Not long afterward, Brooks saw that his alma mater had announced a MOOC-based MS CS program in collaboration with Udacity and AT&T, and he again jumped at the opportunity—and was rejected admission in the first cohort. Demonstrating trademark Yellow Jacket tenacity, Brooks applied a second time, and is now in his seventh semester as an OMS student, also serving as a teaching assistant this fall.
In attendance on Sept. 29 were dozens of students just like Brooks—working professionals, many with families to support, earning a degree they may not ever have been able to attain without OMS CS.
“Everything [Goodman] said was right on the money,” said Scott Leitstein, who was admitted to that first cohort and graduated from OMS CS in May 2016. “If it wasn’t for this program, I would never have been able to do it. I didn’t realize I was basically quoting Josh’s research when I post and brag about this stuff.”
“This [reception] has been a great opportunity,” said student Yaroslav Litvak, who works full-time as a uniformed sanitation worker for the city of New York. “In the online process, what’s missing is the physical interaction, and that’s why it’s great to be able to meet and shake hands with the people you’re working with. I had no idea Charles Isbell was that tall.”

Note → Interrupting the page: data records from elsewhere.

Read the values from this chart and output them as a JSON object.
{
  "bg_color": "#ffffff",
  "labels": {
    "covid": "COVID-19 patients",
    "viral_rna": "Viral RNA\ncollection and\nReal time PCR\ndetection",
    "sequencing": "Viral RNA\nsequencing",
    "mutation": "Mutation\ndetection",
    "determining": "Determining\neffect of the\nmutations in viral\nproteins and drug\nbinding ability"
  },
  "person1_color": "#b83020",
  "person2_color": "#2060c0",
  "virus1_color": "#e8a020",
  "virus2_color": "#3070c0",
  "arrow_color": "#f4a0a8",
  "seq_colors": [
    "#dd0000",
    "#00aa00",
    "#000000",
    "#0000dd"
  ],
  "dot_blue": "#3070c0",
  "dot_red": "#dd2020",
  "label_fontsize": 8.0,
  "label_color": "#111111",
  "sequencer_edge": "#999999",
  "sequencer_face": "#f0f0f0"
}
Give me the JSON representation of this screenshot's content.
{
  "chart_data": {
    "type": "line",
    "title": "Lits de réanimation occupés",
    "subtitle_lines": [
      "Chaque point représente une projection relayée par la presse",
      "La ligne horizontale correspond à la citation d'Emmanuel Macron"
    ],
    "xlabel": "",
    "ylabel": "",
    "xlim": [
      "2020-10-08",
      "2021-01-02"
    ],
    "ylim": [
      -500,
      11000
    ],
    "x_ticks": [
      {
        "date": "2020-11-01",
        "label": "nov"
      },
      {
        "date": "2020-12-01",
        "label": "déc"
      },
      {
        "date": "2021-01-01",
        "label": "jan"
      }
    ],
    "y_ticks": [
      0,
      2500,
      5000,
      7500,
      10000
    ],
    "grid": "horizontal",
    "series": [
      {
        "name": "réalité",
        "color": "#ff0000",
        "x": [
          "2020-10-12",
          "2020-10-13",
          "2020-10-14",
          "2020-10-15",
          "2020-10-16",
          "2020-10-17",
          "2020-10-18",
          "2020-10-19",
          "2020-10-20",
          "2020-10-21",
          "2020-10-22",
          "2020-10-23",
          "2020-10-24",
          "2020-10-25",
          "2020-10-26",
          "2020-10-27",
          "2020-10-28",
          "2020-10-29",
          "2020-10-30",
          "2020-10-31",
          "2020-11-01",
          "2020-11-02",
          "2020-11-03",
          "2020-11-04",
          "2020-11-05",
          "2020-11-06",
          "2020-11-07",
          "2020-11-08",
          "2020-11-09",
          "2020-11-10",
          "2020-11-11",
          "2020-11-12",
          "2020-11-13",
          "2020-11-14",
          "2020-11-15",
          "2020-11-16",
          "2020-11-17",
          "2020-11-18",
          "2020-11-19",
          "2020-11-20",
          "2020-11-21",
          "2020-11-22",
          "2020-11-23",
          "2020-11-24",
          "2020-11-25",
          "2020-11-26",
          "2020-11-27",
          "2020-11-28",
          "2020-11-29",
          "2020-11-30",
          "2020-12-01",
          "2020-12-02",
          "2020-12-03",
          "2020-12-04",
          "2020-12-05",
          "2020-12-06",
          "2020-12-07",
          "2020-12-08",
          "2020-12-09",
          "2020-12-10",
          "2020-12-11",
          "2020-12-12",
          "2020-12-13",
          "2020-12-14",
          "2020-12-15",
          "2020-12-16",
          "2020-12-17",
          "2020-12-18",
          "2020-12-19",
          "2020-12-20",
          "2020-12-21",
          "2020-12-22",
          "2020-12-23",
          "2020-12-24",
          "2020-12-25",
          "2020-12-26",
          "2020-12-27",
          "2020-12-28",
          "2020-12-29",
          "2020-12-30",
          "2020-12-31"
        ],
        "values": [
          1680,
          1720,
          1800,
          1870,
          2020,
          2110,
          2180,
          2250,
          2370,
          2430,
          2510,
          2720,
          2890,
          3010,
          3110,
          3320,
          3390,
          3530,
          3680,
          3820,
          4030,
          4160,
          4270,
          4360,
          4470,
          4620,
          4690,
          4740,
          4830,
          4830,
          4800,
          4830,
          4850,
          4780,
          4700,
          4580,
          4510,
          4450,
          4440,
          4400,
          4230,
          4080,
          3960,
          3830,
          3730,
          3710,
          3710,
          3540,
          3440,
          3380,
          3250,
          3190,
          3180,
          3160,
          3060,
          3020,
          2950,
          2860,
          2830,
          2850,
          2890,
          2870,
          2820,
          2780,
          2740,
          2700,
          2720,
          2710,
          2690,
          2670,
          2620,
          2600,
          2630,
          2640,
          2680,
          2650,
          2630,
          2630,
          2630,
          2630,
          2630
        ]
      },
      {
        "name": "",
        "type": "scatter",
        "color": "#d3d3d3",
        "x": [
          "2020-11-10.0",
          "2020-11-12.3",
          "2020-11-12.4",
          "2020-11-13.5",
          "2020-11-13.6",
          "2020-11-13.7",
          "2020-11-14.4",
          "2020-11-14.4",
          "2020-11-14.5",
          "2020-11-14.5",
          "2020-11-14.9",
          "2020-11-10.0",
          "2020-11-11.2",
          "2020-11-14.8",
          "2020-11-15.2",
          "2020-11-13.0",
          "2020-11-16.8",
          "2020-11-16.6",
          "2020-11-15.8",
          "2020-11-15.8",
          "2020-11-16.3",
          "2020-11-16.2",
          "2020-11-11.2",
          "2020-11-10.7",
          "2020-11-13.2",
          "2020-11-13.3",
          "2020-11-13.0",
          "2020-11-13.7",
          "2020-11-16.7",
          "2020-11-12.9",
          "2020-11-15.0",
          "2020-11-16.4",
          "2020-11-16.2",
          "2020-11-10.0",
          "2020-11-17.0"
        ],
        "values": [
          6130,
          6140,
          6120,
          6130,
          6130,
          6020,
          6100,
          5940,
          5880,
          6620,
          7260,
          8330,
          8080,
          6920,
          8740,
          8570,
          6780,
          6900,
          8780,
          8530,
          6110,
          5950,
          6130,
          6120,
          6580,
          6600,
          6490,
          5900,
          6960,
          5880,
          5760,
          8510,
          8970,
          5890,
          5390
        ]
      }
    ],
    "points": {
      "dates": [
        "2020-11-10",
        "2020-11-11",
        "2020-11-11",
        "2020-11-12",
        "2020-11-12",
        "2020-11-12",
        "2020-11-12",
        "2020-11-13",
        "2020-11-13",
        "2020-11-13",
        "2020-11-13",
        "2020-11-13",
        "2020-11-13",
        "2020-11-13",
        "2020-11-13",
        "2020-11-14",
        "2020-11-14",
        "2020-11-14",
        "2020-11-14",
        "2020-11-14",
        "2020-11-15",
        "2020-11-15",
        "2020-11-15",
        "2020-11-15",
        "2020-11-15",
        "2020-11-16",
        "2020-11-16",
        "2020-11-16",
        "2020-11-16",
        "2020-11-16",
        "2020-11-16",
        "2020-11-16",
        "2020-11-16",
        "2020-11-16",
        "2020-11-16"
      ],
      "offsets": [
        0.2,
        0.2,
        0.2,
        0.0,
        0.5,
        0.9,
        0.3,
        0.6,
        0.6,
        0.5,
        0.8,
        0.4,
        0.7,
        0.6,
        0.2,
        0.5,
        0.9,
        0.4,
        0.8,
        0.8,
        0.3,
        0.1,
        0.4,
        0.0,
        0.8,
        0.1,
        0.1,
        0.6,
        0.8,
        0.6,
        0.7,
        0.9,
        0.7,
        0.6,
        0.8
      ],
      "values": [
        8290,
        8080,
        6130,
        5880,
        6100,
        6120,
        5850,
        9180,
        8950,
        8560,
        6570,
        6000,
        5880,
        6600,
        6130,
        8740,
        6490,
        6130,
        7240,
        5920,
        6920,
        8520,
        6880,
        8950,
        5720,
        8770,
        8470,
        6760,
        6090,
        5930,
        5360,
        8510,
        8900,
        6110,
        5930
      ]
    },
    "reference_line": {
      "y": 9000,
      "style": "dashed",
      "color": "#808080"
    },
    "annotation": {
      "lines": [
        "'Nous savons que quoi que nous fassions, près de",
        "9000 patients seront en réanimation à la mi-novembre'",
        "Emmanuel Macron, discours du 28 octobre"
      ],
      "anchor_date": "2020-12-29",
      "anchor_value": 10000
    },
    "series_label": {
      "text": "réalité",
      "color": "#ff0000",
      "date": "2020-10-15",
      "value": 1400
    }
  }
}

Indeed, Litvak got the measure not only of Isbell, senior associate dean and instructor for two OMS courses, but also of Zvi Galil, John P. Imlay Jr. Dean of Computing; Rich DeMillo, Charlotte B. and Roger C. Warren Professor of Computing and former dean of the College; and College faculty and OMS instructors David Joyner, Alex Orso, and Kishore Ramachandran.
“We are here because OMS CS has become a phenomenon,” Galil said in his remarks, citing the 12,000 applications the program has received in three years, as well as the 3,944 students enrolled this semester, the 111 graduates it’s produced to date, and the 900+ media articles that have covered OMS CS since it was announced. Galil also cited the fact that computing is a field in the United States that has many, many more job openings than there are qualified graduates to fill them.
“We might be one of very few universities addressing a national need,” Galil said.
Indeed, bearing this out is the fact that, unlike Georgia Tech’s residential MS CS program, OMS CS is comprised mostly of U.S. students and permanent residents, who make up 76 percent of the Fall 2016 enrollment—nearly the inverse of Tech’s on-campus MS CS enrollment.
“There is a lot of demand in total [for this program],” Goodman said, “and there’s a lot of demand in particular from Americans.”